La directive de 1996 qui encadrait jusqu'à présent le statut des travailleurs détachés prévoyait que ceux-ci devaient toucher le salaire minimum du pays d'accueil. Mais depuis, l'Union européenne s'est élargie avec l'intégration des pays de l'est et les écarts de salaire entre les pays se sont accentués. L'avancée majeure de la réforme proposée par la Commission européenne est donc d'avoir "un salaire égal, à travail égal, sur un même lieu de travail". Par exemple dans la rémunération du travailleur détachés, seront dorénavant pris en compte le diverses primes ou le treizième mois.
La lutte contre la fraude
Jusqu'à présent, c'était surtout sur cette question que le bât blessait. Les conditions du détachement ne sont souvent pas respectées. Par exemple, le temps de travail est dépassé sans être payé. Autre cas fréquent, les employeurs intègrent les dépenses de logement dans le salaire du travailleur détaché, ce qui a pour effet de diminuer son revenu net. Ces pratiques sont illégales mais malgré la directive de 2014 qui vise à mieux coordonner les inspections du travail des différents Etats, la lutte contre la fraude reste compliquée à cause du manque de moyens. L'accord trouvé par les ministres européens prévoit donc l'utilisation d'une plateforme européenne de lutte contre le travail illégal.
De plus la nouvelle directive impose qu'un salarié devra avoir été affilié à la sécurité sociale de son Etat d'origine pendant au moins trois mois avant d'être détaché. Cela réduira le phénomène du double détachement et des entreprises dites "boîtes aux lettres". Par exemple, une société polonaise qui accueille un travailleur détaché d’Italie pour, à nouveau, le détacher en Allemagne. Autre hypothèse, en Loraine, de nombreux résidents français passent la frontière luxembourgeoise pour s'inscrire dans des agences d'intérim et bénéficier de charges moins élevées avant d'être détachés… en France.
Ce qui pose encore problème : Rien ne change sur les cotisations sociales
Pour un travailleur détaché, le salaire est celui du pays d'accueil.
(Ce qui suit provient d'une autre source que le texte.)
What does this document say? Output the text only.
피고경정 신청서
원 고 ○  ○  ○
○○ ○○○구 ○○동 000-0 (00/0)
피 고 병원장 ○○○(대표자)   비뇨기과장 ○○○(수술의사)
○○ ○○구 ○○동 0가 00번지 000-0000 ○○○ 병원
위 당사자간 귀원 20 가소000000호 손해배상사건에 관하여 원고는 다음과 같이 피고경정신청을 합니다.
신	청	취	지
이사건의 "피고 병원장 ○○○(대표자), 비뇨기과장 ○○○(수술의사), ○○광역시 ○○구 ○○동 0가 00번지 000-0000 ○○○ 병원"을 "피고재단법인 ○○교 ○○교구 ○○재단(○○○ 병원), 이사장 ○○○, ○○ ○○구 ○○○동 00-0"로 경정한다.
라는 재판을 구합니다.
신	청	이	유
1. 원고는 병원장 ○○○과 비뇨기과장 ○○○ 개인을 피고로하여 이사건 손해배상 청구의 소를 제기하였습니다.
A l'inverse, les cotisations sociales sont toujours payées dans le pays d'origine, ce qui provoque des situations de dumping social. Par exemple, en Pologne, les cotisations sociales sont moins élevées qu'en France, il est donc souvent moins couteux pour une entreprise française d'employer un salarié polonais en tant que travailleur détaché plutôt qu'un salarié français. Si quelques voix se sont élevées au début de la réforme pour proposer que les cotisations sociales soient payées dans le pays d'accueil, cette question est non négociable pour les pays de l'Est.
La question des routiers repoussée à plus tard
Pour faire baisser la durée maximale du détachement à 12 mois, la France a dû également faire des concessions. Elle a accepté que la nouvelle directive ne concerne pas le secteur des transports. Sujet sensible pour les pays de l'est mais également pour l'Espagne, il sera étudié à part à l’occasion d’un autre texte européen, le "paquet mobilité". En attendant son adoption, c'est la législation actuelle qui s'applique, a confirmé la ministre du Travail française Muriel Pénicaud.